La fraction péréquation, née en 2005, est davantage articulée, comme son nom l'indique, autour d'un objectif de soutien aux communes rurales défavorisées par la faiblesse de leur potentiel fiscal.

Le fléchage proposé par le présent article est la reprise des conclusions convergentes d'un groupe de travail constitué au sein du CFL et des Assises des territoires ruraux organisées par le Gouvernement. Le Rapporteur spécial souligne qu'il ne règle cependant pas toutes les questions puisque les différents groupes de réflexion autour de la DSR sont tous convenus de l'excessif saupoudrage de la fraction péréquation et du fait que la fraction bourg-centre continue d'être dispersée sur des communes au potentiel fiscal très avantageux.

C.- LES AUTRES DOTATIONS DE PÉRÉQUATION COMMUNALES

1.- La quote-part « outre-mer »

Les communes des départements d'outre-mer perçoivent une quote-part DSU/DSR prélevée à la base sur la dotation d'aménagement. Ce prélèvement est calculé de telle sorte que la quote-part progresse depuis 2009 comme l'ensemble de la DGF des communes. L'alinéa 2 du présent article prolonge ce mécanisme en 2011.

2.- L'abondement de la DDU

L'alinéa 8 du présent article reconduit en 2011 un abondement de 50 millions d'euros au profit de la dotation de développement urbain (DDU). Le Rapporteur spécial rappelle que ce concours à l'investissement, servi sous forme de crédits budgétaires au terme d'une convention d'objectifs entre l'État et les communes éligibles, n'est pas une composante de la DGF. Destinée principalement aux communes cibles de la politique de la ville, il ne fait en revanche pas de doute qu'il s'agit d'une dotation péréquatrice. Ainsi, la DDU bénéficiera des mêmes sommes en 2011 qu'en 2009 et 2010.

3.- La question de la DNP

Enfin, le Rapporteur spécial indique qu'en 2011 la dotation nationale de péréquation (DNP) constituera en quelque sorte le « parent pauvre » de la péréquation communale. Cette dotation comporte des critères fortement péréquateurs, mais elle concerne près de 20 000 communes, ce qui nuit clairement à son efficacité.

Elle bénéficiera en 2011 du solde de l'augmentation de la DGF demeurant disponible après les abondements précités, soit entre 8 et 12 millions d'euros. Une telle somme devrait permettre de financer les attributions des communes nouvellement éligibles et les garanties de sortie de celles qui perdront leur éligibilité. Les attributions des communes éligibles devraient, par conséquent, demeurer stables en 2011.

*

* *

Suivant l'avis favorable du Rapporteur spécial, la Commission adopte l'article 81 sans modification .

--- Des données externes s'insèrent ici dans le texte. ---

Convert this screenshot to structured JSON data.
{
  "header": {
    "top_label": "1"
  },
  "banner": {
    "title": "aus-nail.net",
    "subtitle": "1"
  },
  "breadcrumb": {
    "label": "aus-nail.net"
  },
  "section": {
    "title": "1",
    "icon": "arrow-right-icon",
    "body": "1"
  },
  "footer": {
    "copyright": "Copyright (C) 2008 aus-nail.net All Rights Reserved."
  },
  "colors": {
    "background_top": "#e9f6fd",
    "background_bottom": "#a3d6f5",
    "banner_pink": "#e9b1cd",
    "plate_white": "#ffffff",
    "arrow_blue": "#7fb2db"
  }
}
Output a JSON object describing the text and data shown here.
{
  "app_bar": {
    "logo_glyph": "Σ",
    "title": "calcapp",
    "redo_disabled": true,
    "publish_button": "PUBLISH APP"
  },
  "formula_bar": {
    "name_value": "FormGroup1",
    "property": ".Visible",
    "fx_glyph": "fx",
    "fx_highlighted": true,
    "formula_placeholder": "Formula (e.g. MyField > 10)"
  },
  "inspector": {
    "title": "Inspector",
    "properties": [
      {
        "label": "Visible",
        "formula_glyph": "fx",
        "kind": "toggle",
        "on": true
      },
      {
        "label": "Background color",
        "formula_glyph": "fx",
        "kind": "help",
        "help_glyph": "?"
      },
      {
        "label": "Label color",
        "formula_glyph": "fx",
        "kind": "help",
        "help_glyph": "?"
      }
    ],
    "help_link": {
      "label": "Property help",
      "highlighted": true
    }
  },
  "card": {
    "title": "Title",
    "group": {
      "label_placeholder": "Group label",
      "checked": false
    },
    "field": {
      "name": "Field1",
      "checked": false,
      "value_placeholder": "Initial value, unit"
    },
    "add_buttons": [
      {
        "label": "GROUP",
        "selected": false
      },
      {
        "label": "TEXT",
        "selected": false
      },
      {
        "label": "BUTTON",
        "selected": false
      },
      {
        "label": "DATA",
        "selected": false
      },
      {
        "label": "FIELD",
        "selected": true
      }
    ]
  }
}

* 1 Rapport général n° 2857, Tomes 1 et 2.

* 2 Il s'agit d'une majoration liée à la récupération du trop-versé à la collectivité de Saint-Martin, et d'une minoration liée à la recentralisation des compétences sanitaires dans le département de la Saône-et-Loire. Ces effets ont été décrits par le Rapporteur général dans le tome 2 de son rapport sur le présent projet de loi de finances.